İGT’de teknoloji, tasarım ve felsefe -sırasıyla- atbaşı gidiyor. Detaylarda bir seri kuruluşu sezinliyoruz. Devamı gelecek mi?
İnsan Galaksisi Tarihi tasarımların tarihi gelişimini anlatmanın yanında onların neden Qhanta uygarlığından atıldığına odaklanıyor. Tasarımların gün geçtikçe komplike hale gelen yazılımları küçük bir dış müdahaleyle aksıyor. Efendi Wha’nın tasarımları kurtarmak için olan girişimleri uygarlık içi entrikalar nedeniyle başarısız kalıyor. Bizdeki gibi entrikalar var çünkü bizler tasarımız; çağrışım tablomuz efendilere benziyoruz, efendiler tasarımları (insanları) yaratırken kendi mantıklarını ürünlerine aktarıyor; onların programlarını bu temelde hazırlıyorlar. Tasarımlar, program hatası nedeniyle Qhanta uygarlığından atıldığında 12 gemiye doldurularak galaksinin çeşitli yerlerine gönderiliyor. Orada yüklendikleri misyonu yerine getirmek için uygun zamanı bekliyorlar. Birinci kitapta anlatılan ‘çıkış’ öyküsünün ardından tasarımların bu 12 gezegende uygarlıklarını kurmaları öyküsü diğer kitapların konusunu oluşturacak.

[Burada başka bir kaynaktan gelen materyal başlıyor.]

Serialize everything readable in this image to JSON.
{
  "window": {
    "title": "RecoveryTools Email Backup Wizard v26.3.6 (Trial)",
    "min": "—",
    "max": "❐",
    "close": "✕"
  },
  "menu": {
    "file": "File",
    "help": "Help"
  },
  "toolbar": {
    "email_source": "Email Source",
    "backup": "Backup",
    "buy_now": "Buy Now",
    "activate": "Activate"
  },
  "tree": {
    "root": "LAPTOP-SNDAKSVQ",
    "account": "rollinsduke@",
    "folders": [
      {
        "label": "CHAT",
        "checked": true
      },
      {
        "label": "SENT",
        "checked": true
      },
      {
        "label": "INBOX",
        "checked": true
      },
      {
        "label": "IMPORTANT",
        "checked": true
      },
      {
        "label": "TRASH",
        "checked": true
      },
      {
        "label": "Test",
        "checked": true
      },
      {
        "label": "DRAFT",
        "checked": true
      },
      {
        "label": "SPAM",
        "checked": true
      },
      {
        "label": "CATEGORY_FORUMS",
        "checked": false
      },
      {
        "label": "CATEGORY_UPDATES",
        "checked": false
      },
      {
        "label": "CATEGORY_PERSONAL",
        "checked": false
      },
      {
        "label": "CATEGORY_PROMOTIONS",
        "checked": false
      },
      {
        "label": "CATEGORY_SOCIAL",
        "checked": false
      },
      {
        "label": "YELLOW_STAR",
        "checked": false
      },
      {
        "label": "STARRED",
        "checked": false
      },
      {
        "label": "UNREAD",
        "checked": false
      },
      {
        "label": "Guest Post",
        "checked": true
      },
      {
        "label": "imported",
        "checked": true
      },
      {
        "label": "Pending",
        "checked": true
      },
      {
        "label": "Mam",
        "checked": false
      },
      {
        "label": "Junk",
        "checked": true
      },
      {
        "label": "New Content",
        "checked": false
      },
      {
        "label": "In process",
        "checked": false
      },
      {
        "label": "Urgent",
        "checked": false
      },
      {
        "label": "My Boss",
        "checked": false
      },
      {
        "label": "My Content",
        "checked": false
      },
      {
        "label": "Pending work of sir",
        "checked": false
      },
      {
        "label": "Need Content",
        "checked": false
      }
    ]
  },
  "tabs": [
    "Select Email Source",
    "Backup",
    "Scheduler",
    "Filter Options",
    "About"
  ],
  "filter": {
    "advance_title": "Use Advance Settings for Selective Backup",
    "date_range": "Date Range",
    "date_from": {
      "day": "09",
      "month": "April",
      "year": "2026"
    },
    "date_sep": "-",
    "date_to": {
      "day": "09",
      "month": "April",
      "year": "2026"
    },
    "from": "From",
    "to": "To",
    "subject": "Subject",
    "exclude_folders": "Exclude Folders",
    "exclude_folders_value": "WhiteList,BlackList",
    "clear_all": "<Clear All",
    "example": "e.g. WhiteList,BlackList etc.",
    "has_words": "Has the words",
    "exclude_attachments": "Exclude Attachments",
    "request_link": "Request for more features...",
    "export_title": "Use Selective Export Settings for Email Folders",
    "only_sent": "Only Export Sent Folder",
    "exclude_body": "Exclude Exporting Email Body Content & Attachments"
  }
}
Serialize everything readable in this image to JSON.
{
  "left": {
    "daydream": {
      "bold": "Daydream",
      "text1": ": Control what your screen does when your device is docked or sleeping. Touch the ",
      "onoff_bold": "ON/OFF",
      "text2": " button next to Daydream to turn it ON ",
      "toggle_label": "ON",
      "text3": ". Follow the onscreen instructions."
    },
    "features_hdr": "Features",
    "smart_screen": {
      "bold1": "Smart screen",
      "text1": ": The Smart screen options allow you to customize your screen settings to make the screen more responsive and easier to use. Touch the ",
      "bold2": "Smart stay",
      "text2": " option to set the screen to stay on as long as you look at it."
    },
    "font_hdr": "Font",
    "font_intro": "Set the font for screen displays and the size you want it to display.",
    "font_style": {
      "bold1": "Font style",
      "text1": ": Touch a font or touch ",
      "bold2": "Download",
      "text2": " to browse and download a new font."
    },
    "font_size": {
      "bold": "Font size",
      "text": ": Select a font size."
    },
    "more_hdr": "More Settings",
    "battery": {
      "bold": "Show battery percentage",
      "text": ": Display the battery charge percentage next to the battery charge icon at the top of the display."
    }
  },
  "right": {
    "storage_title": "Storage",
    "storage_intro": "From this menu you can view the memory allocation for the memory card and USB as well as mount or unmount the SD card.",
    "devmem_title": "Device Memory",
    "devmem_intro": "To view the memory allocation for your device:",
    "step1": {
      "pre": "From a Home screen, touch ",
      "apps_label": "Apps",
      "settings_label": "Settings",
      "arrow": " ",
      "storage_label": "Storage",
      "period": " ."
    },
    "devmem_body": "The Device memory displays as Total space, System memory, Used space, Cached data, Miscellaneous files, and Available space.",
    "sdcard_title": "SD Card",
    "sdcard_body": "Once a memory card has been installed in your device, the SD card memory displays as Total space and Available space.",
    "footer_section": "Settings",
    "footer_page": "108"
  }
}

Temel meselesi nedir İGT’nin?
Bu kitap aslında ‘bir gün gelecek ve biz düşünebilen makineler yapacağız, o zaman ne olacak?’ sorusuna cevap arıyor aslında. Düşünen makineler, kitaptaki adıyla tasarımlar, gittikçe daha komplike bir hale geliyor, onları yaratanlar (efendiler) onların sistemlerine ve programlarına gittikçe yabancılaşıyor. Bu yabancılaşma tasarımların da efendilerinden uzaklaşmasına neden olacak. Bu kaçınılmaz bir gidişat. Bu yabancılaşan tasarımlar günü geldiğinde kendi uygarlıklarını kuracak.

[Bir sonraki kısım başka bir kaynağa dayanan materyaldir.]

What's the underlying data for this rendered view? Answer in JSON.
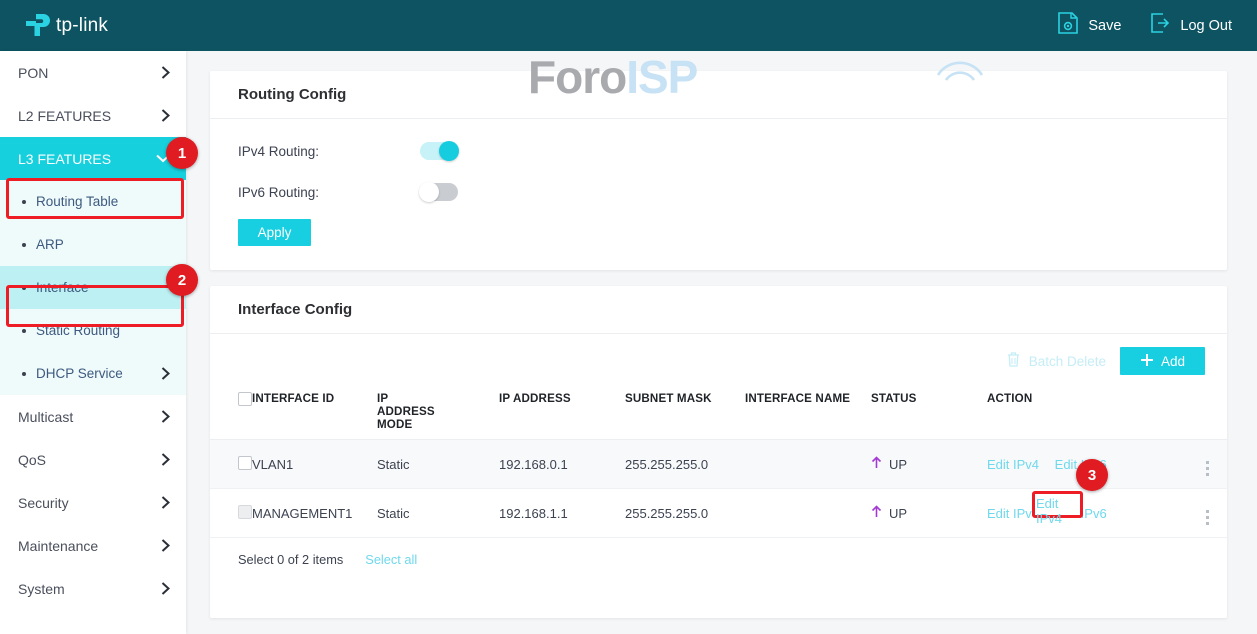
{
  "colors": {
    "header_bg": "#0d5361",
    "accent_cyan": "#17cfe0",
    "accent_light": "#bdf0f2",
    "annotation_red": "#e01b22",
    "status_up": "#a33ad6"
  },
  "topbar": {
    "brand": "tp-link",
    "brand_icon": "tp-link-logo-icon",
    "actions": [
      {
        "label": "Save",
        "icon": "save-gear-document-icon"
      },
      {
        "label": "Log Out",
        "icon": "logout-arrow-icon"
      }
    ]
  },
  "sidebar": {
    "items": [
      {
        "label": "PON",
        "type": "top",
        "icon": "chevron-right-icon",
        "state": "collapsed"
      },
      {
        "label": "L2 FEATURES",
        "type": "top",
        "icon": "chevron-right-icon",
        "state": "collapsed"
      },
      {
        "label": "L3 FEATURES",
        "type": "top",
        "icon": "chevron-down-icon",
        "state": "expanded"
      },
      {
        "label": "Routing Table",
        "type": "sub"
      },
      {
        "label": "ARP",
        "type": "sub"
      },
      {
        "label": "Interface",
        "type": "sub",
        "state": "selected"
      },
      {
        "label": "Static Routing",
        "type": "sub"
      },
      {
        "label": "DHCP Service",
        "type": "sub",
        "icon": "chevron-right-icon"
      },
      {
        "label": "Multicast",
        "type": "top",
        "icon": "chevron-right-icon"
      },
      {
        "label": "QoS",
        "type": "top",
        "icon": "chevron-right-icon"
      },
      {
        "label": "Security",
        "type": "top",
        "icon": "chevron-right-icon"
      },
      {
        "label": "Maintenance",
        "type": "top",
        "icon": "chevron-right-icon"
      },
      {
        "label": "System",
        "type": "top",
        "icon": "chevron-right-icon"
      }
    ]
  },
  "annotations": [
    {
      "number": "1",
      "target": "L3 FEATURES menu"
    },
    {
      "number": "2",
      "target": "Interface submenu"
    },
    {
      "number": "3",
      "target": "Edit IPv4 link on MANAGEMENT1 row"
    }
  ],
  "routing_config": {
    "title": "Routing Config",
    "fields": [
      {
        "label": "IPv4 Routing:",
        "value": "on"
      },
      {
        "label": "IPv6 Routing:",
        "value": "off"
      }
    ],
    "apply_label": "Apply"
  },
  "watermark": {
    "part1": "Foro",
    "part2": "ISP"
  },
  "interface_config": {
    "title": "Interface Config",
    "toolbar": {
      "batch_delete_label": "Batch Delete",
      "batch_delete_icon": "trash-icon",
      "add_label": "Add",
      "add_icon": "plus-icon"
    },
    "columns": [
      "INTERFACE ID",
      "IP ADDRESS MODE",
      "IP ADDRESS",
      "SUBNET MASK",
      "INTERFACE NAME",
      "STATUS",
      "ACTION"
    ],
    "rows": [
      {
        "checkbox": "unchecked",
        "interface_id": "VLAN1",
        "ip_address_mode": "Static",
        "ip_address": "192.168.0.1",
        "subnet_mask": "255.255.255.0",
        "interface_name": "",
        "status": "UP",
        "status_icon": "arrow-up-icon",
        "action_ipv4": "Edit IPv4",
        "action_ipv6": "Edit IPv6",
        "menu_icon": "vertical-dots-icon"
      },
      {
        "checkbox": "disabled",
        "interface_id": "MANAGEMENT1",
        "ip_address_mode": "Static",
        "ip_address": "192.168.1.1",
        "subnet_mask": "255.255.255.0",
        "interface_name": "",
        "status": "UP",
        "status_icon": "arrow-up-icon",
        "action_ipv4": "Edit IPv4",
        "action_ipv6": "Edit IPv6",
        "menu_icon": "vertical-dots-icon"
      }
    ],
    "footer": {
      "select_text": "Select 0 of 2 items",
      "select_all_label": "Select all"
    }
  }
}
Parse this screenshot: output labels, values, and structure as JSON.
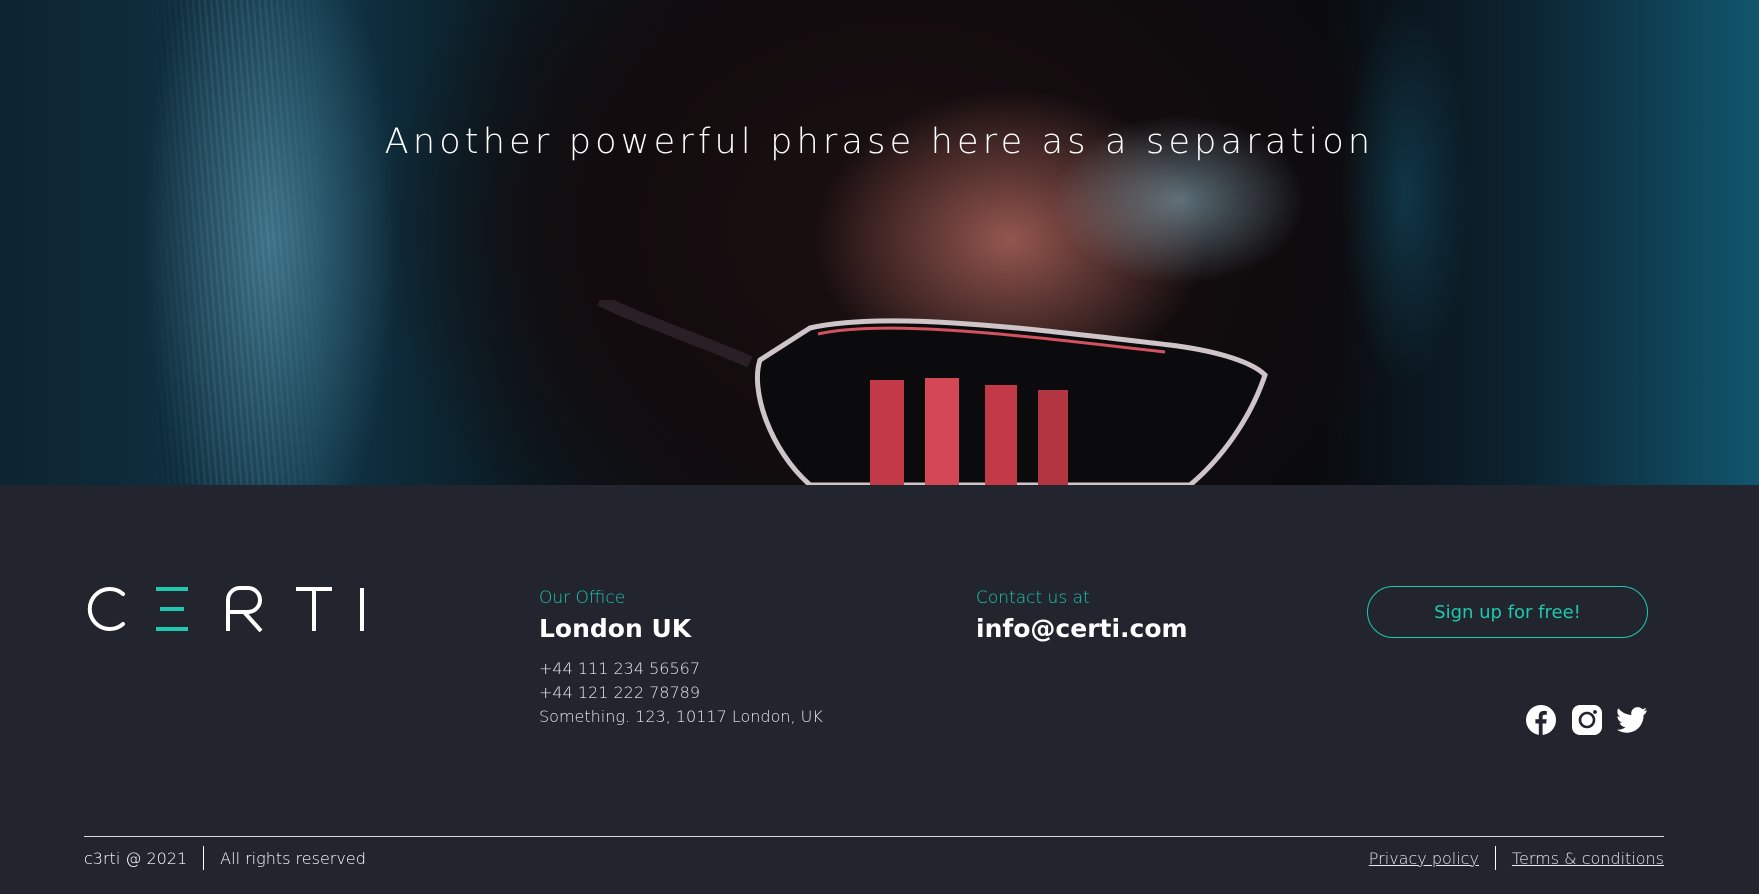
{
  "hero": {
    "phrase": "Another powerful phrase here as a separation"
  },
  "brand": {
    "logo_text": "CERTI",
    "accent_color": "#1fc8b0"
  },
  "office": {
    "label": "Our Office",
    "city": "London UK",
    "phone_1": "+44 111 234 56567",
    "phone_2": "+44 121 222 78789",
    "address": "Something. 123, 10117 London, UK"
  },
  "contact": {
    "label": "Contact us at",
    "email": "info@certi.com"
  },
  "cta": {
    "signup_label": "Sign up for free!"
  },
  "social": {
    "icons": [
      "facebook-icon",
      "instagram-icon",
      "twitter-icon"
    ]
  },
  "bottom_bar": {
    "copyright": "c3rti @ 2021",
    "rights": "All rights reserved",
    "privacy_label": "Privacy policy",
    "terms_label": "Terms & conditions"
  },
  "colors": {
    "footer_bg": "#22252d",
    "accent": "#1fc8b0",
    "text": "#ffffff"
  }
}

Yaratılış derken bu bizim yani Dünya gezegeni eksenli insanlığın kökeni olan bir yaratılış mı?
Hep efsanelerde, felsefe metinlerinde, din kitaplarında insanların yaratılışı ile ilgili öyküler var. Bu onların hepsinden farklı bir yaratılış öyküsü anlatıyor; bir Jhesquire hücresinin tasarımların kodlarıyla doldurulmasıyla başlayan yaratılış hikayesi zaman içinde oluşan ihtiyaçlara uygun olarak efendilerin bu genetik materyallerle oynamalarıyla, tasarımların gelişimiyle devam ediyor. Bir tasarımın inisiyatifli olması kavramı tasarımın kendi işini kendisinin görmesi, çevre oryantasyonuyla kendini koruması ve yaşayabilmesi anlamına geliyor. İnisiyatifli olmak tasarımların bakım maliyetini düşürdüğünden efendiler tarafından tercih edilen özelliklerden birisi… Ve bunun zaman içinde oluşturduğu sorunlar hikayenin temelini oluşturuyor.

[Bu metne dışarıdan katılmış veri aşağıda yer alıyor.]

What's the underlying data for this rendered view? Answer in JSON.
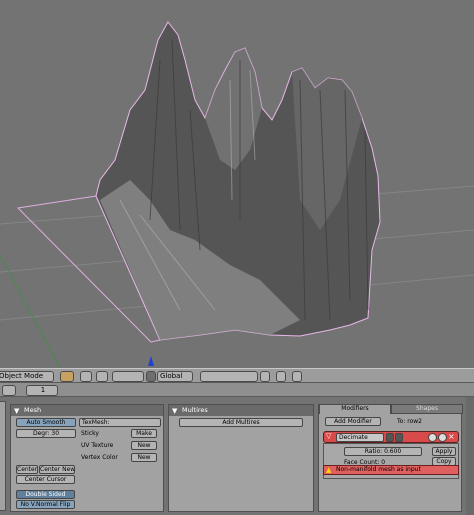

Hikayeyi kurduktan sonra romanı yazmaya nasıl başladınız?
Söylediğim gibi, bu romanı çeşitli biçimlerde yazmayı denemiştim. Hatta bir biyoloji, fizyoloji ve biyokimya metni benzeri bir biçimde efendi Wha tarafından anlatılan bir öykü olarak tasarlamıştım. Gen, hormon, aminoasitler, biyokimyasal reaksiyonlar anlatılan tıbbi bir metnin ön planında bir yaratılış öyküsü olacaktı. Ama kitap böyle olmayı istemedi, önce yazılanlarla efendi Wha’nın anlattıkları o kadar hızlı bir biçimde bileşti ve birbirini destekledi ki önüne engel olmak hatadır diye düşündüm. Bu yolculuk böyle başladı. Yine efendi Wha anlattı, korkularını, başarısızlıklarını ifade etti. En büyük korkusunu aktardı: Efendi Wha eğer galakside 12 yöne gönderilen gemilerdeki tasarımlar görevlerini başaramazsa ve bir anlamda yok olurlarsa kendine verilen o büyük cezadan kurtulabilme şansına sahip olamayacak. Büyük bir kafa karışıklığı içinde, zihnini dolduran sonsuz sayıdaki bilgiyle analiz yapamayacak bir hale gelecek; bir Alzheimer hastası gibi sonlanacak.
Bu roman serisini diğer eserleriniz arasında nasıl bir yere koyuyorsunuz? Önemi ve öncelikleri neler? Yazar mutfağınızda başka neler bekliyor? Yeni bir bilimkurgu mu yoksa Cennet üçlemesi tarzından yeni bir çıkış mı?
Ben kitapların kendi içlerinde bir önceliklerinin olduğuna inanıyorum. Neden bu değil de o yazıldı cevabı yok. İnsan Galaksisi Tarihi yazılmak istedi. Çok fazla dipnot var kitap içinde; o dipnotlar tekst içinde yer bulamayan açıklamalar, ama söylenmesi gerekliydi ve böyle aktarıldı. Sıkışan, fazla gelen açıklamalar var dipnotlarda. Şimdi düşünüyorum, bir şeyleri söylemek için bir şeyleri aşmak gerekli ve fantastik, bilim-kurgu türleri bunların daha kolay söylenmesine imkan sağlıyor. Cennet üçlemesi neden böyle acımasız bir dünyada var olduğumuzu anlatıyordu, tanrının neden insanlara böylesine büyük acılar verdiğini, onlardan gerçekte ne istediği sorusuna odaklanıyordu. Böyle fantastik özellikte bir kitabın ardından bilimkurgu özelliğindeki bir kitabın yazılması yanlış değil bence; aslında ikisi de birbirini tamamlıyor, ikisinde anlatılan yaşamın ta kendisi, sevmek neden lanetlenmiş, neden insanlar birbirlerine yüce varlıkların adlarını söyleyerek acı veriyorlar, neden insanlar ölmek zorunda anlatılan bu. Cennet üçlemesi tarihi bir gerçeklik içinde anlatıyor, İnsan Galaksisi Tarihi ise çok eski zamanlara ait bir metin. Ta yaratılışın en başına gidiyor, o tarihten itibaren olanları anlatıyor.